I also have to wear my glasses full-time now because pregnancy can totally mess with your eyesight, and that doesn't always rectify itself pp. Weird.

9. You'll want to speed up and slow down time at the same time.

The days are long, but the years are short….

When a friend said that to me in the midst of the newborn fog that I was convinced would never end, I was like, what are you smoking, and can I please have some?


As with all things in retrospect, you realize it’s true. For every agonizingly long groundhog day that you endure, you find yourself checking the date and thinking — how the hell has it been that long? Where did those 6 months go?

I remember thinking things like it will get easier once she can roll over, crawl, stand, walk, talk, etc.

I wished a lot of it away because, as wonderful as it was, it was also hard.

Now I find myself wishing I could turn back the clock and savoring the little moments, wanting to hold on to them as long as possible because I know, in the not too distant future, this will be something I’ll miss.

10. They’re only babies for a year.

Blink, and you’ll miss it. Your baby isn’t a baby anymore, at least not physically.
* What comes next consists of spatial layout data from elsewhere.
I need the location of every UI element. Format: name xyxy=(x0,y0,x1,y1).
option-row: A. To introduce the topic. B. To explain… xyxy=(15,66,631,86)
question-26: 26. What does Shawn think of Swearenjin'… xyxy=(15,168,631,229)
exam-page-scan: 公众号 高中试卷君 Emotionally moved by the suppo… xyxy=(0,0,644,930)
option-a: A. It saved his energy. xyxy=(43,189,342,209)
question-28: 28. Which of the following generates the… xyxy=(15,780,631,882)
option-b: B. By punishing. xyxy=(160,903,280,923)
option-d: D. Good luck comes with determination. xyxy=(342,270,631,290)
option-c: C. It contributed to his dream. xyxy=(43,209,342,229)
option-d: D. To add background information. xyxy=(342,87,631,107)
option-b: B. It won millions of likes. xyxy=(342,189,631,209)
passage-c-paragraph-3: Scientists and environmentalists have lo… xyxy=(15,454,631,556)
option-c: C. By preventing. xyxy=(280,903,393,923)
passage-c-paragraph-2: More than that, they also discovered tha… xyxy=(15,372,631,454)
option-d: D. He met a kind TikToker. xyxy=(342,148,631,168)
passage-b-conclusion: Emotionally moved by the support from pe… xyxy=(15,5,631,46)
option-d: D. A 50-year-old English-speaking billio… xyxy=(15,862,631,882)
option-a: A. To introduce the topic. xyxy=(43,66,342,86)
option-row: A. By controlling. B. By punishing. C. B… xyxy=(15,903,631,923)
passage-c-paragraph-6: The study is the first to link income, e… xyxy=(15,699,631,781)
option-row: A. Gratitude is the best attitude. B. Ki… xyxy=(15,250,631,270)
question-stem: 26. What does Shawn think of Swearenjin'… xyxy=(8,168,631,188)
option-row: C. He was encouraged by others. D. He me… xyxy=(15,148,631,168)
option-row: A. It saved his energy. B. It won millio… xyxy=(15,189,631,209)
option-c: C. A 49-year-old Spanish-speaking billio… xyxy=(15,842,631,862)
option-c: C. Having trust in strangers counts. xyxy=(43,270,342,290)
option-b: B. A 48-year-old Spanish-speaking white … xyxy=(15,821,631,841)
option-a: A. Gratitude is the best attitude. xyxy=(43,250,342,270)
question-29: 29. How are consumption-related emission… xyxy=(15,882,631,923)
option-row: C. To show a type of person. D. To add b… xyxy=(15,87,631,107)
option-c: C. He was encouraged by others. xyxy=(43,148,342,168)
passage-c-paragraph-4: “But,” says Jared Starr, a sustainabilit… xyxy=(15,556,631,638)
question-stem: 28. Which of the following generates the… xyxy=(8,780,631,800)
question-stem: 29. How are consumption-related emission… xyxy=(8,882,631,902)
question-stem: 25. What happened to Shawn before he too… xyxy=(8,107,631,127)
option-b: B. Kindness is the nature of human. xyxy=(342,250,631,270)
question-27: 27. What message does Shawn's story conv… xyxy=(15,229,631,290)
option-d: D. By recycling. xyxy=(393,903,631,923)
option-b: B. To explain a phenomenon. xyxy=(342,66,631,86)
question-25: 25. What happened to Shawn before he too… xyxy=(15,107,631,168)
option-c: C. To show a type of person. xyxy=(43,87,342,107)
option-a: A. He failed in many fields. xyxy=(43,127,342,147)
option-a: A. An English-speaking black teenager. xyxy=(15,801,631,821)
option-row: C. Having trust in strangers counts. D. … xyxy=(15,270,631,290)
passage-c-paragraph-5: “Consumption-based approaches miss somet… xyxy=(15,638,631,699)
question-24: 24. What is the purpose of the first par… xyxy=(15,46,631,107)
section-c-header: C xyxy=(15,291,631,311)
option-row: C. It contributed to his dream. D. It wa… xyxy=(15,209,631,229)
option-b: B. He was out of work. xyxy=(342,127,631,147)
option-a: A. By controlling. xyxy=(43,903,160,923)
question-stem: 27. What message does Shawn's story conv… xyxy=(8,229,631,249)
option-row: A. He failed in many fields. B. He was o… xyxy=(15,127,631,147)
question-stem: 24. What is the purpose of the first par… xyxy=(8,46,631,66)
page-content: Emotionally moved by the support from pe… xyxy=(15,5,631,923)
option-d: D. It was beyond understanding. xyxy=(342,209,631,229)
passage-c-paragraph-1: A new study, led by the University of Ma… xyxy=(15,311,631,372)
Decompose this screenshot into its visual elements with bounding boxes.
You are a toddler parent now, and you can’t believe how quickly that happened. Hitting a year is almost like a graduation ceremony.
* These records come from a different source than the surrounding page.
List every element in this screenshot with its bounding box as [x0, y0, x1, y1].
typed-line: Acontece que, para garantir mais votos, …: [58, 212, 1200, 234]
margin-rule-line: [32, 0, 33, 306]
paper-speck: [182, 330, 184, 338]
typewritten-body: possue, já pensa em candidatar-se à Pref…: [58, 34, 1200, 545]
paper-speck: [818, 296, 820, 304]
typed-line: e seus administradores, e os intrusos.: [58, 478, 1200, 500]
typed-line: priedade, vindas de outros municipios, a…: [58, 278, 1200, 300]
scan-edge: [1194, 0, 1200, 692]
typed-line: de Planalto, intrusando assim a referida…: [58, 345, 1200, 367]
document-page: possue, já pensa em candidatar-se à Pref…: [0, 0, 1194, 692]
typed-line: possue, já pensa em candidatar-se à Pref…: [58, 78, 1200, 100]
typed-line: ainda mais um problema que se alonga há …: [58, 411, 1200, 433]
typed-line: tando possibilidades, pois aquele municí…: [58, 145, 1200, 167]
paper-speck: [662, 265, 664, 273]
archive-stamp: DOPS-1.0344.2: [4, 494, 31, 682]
Congratulations, you are now proficient in the art of parenting!

Sort of.

The truth is you’re more in the realm of confidently winging it. They seem less fragile now, and your skin is less green. You’ve found your rhythm, and you understand each other. It’s been a long time since you hit google in a panic or opened an app, or obsessed over what the other babies are doing in your online parenting groups.

You’re finding the balance in your identity between parent and self.
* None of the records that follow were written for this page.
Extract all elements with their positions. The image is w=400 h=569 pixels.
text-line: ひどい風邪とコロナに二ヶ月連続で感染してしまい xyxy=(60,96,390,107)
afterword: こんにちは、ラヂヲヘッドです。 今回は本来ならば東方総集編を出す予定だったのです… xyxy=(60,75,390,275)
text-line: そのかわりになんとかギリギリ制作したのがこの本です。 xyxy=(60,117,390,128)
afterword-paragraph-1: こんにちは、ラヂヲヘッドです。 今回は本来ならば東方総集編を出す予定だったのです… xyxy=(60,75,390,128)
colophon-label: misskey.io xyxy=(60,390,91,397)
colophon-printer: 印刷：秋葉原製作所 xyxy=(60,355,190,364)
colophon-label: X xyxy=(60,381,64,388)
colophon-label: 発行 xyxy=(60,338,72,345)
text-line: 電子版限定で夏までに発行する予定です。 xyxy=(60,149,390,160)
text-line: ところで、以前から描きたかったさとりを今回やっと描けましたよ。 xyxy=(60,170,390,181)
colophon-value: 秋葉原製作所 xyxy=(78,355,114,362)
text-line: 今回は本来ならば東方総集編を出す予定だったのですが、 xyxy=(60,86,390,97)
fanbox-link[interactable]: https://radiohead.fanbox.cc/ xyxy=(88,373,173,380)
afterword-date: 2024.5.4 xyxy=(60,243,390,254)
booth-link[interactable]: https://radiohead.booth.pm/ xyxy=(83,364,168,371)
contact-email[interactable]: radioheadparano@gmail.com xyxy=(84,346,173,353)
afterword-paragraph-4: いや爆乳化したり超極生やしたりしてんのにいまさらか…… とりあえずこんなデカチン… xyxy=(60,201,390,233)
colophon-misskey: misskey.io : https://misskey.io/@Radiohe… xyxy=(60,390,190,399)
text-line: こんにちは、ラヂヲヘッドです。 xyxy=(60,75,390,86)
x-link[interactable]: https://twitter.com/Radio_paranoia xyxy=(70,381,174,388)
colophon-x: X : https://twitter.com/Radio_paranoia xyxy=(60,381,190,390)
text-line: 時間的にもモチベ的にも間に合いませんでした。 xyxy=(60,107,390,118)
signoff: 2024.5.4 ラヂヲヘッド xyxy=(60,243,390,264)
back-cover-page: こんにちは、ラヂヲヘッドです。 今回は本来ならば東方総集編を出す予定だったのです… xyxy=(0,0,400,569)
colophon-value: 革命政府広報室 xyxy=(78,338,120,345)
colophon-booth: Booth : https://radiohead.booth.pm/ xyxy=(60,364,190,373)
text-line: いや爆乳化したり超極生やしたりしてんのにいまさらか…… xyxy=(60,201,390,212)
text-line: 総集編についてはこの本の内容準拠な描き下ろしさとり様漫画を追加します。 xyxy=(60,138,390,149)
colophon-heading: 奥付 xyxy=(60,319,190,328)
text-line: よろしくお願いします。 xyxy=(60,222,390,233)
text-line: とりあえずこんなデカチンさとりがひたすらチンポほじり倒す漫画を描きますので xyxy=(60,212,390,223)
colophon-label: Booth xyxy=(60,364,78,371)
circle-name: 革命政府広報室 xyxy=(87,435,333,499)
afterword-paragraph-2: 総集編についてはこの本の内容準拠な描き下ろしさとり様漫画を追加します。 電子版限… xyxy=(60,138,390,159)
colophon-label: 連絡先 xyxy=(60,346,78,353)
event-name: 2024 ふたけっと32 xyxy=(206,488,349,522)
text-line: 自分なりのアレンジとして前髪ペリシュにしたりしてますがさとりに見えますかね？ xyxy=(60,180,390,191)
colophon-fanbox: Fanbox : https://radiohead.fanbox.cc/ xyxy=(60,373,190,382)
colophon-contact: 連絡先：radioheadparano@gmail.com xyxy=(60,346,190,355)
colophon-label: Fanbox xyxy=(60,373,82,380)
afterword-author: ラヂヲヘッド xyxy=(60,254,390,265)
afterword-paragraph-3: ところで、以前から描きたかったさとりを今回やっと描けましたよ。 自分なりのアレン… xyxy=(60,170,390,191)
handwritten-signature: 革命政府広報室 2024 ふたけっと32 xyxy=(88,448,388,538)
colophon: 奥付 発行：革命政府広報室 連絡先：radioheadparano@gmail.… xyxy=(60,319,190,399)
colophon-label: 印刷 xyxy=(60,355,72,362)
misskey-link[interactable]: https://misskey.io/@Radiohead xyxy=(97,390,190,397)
Everything that felt so foreign has comfortably become the new normal.

So there you have it. Prepare to be completely unprepared, and you might just save yourself a little heartache in your first year.


It’s all trial and error. We all have to find our way. As much as I personally would love to burn all the parenting advice books (particularly the ones about sleep), you might find them to be your salvation.

You’ll make mistakes, you’ll have regrets, and you’ll think of all the things you could’ve or should’ve done differently. You might even write a 10-point listicle about what you learned. Whatever path you choose, you will have done the very best with the information you had at the time.

Hindsight is 20/20, but one thing I believe above all when it comes to parenting (and life) is that we shouldn't sugarcoat it.

It’s not always sunshine and daisies, and you might even feel like you have more bad days than good days in that first year (and beyond). But the more we talk about and normalize the uglier side of things, maybe, one day, these lessons won’t seem so harsh or unexpected.